Mereka tidak tetap dalam entitasnya.
Mereka menjelmakan diri dalam berbagai bentuk.
Seperti air yang masuk di dalam cangkir yang berwarna.
(Ibnu Arabi, Futuhat Al-Makkiyah, Juz 1 h 735)
Kemungkinan orang berguru kepada alam-alam lain adalah mungkin. Sebagaimana dilakukan orang-orang khusus yang berhasil menembus hijab atau menyingkap tabir yang juga diisyaratkan dalam Alquran dan hadits. Ternyata tidak sedikit orang berhasil mengakses dan berkomunikasi dengan penghuni alam spiritual itu.
Contohnya, pengalaman batin Ibnu Arabi yang diungkapkan dalam bentuk syair seperti dikutip di atas. Masalahnya di sini adalah mekanisme apa yang dilalui para sufi yang berhasil menembus batas alam spiritual tersebut?

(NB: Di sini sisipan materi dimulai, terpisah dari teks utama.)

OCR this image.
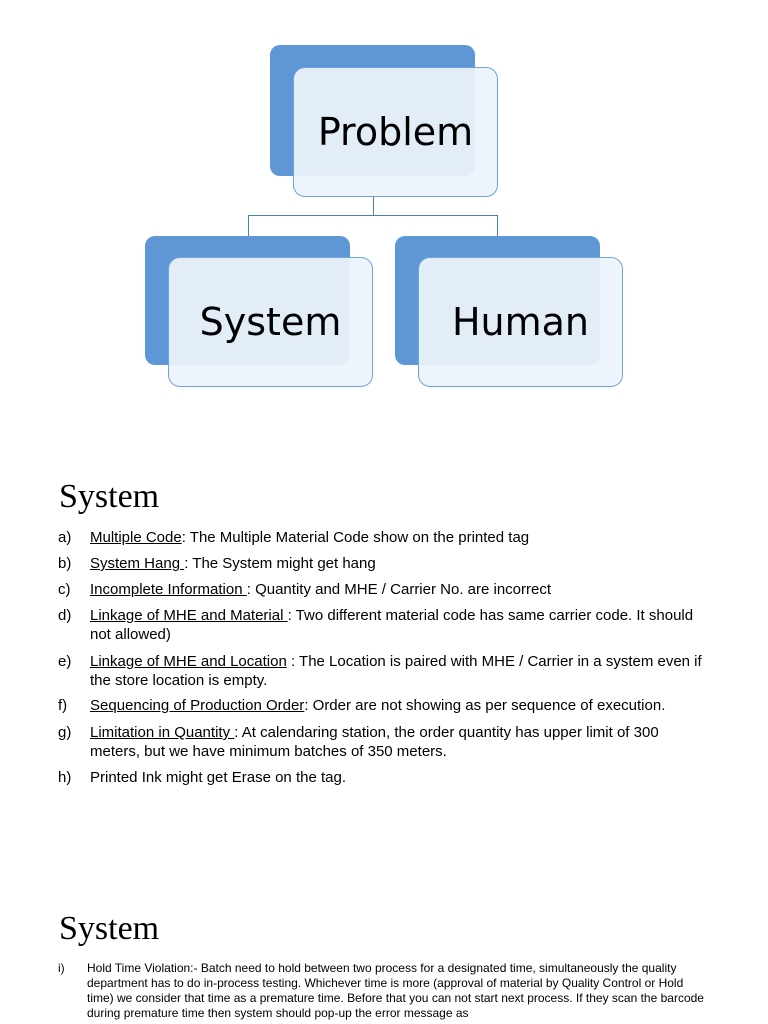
Problem
System	Human
System
a) Multiple Code: The Multiple Material Code show on the printed tag
b) System Hang : The System might get hang
c) Incomplete Information : Quantity and MHE / Carrier No. are incorrect
d) Linkage of MHE and Material : Two different material code has same carrier code. It should not allowed)
e) Linkage of MHE and Location : The Location is paired with MHE / Carrier in a system even if the store location is empty.
f) Sequencing of Production Order: Order are not showing as per sequence of execution.
g) Limitation in Quantity : At calendaring station, the order quantity has upper limit of 300 meters, but we have minimum batches of 350 meters.
h) Printed Ink might get Erase on the tag.
System
i) Hold Time Violation:- Batch need to hold between two process for a designated time, simultaneously the quality department has to do in-process testing. Whichever time is more (approval of material by Quality Control or Hold time) we consider that time as a premature time. Before that you can not start next process. If they scan the barcode during premature time then system should pop-up the error message as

Sebelum membahas pertanyaan ini, terlebih dahulu kita perlu memahami apa yang dimaksud alam oleh para sufi.
Secara kebahasaan, alam berasal dari akar kata alima-ya’lamu, berarti mengetahui. Dari akar kata ini terbentuk kata ‘alam yang artinya tanda, petunjuk, atau bendera; dan ‘alamah yang bermakna alamat atau sesuatu yang melalui dirinya dapat diketahui sesuatu yang lain (ma bihi ya’lamu al-syai).
Dalam perspektif tasawuf, alam adalah segala sesuatu selain Allah SWT (ma siwa Allah). Alam adalah tanda yang menunjuk kepada (adanya) Allah. Alam juga memberikan kesadaran dan pengetahuan. Alam meliputi seluruh universalitas (kulliyyat) alam dengan segenap bentuknya secara ijmali/undifferentiated.
Alam dalam form atau bentuk ini, dalam ilmu filsafat dikenal dengan istilah al-’aql al-awwal/the first intellect. Dari sini, Allah sebagai al-Rahman dimanifestasikan. Di sisi lain, alam mencakup pula hakikat seluruh partikularitas (juziyyat) secara tafshili/differentiated yang terkandung di dalam al-’aql al-awwal/the first intellect.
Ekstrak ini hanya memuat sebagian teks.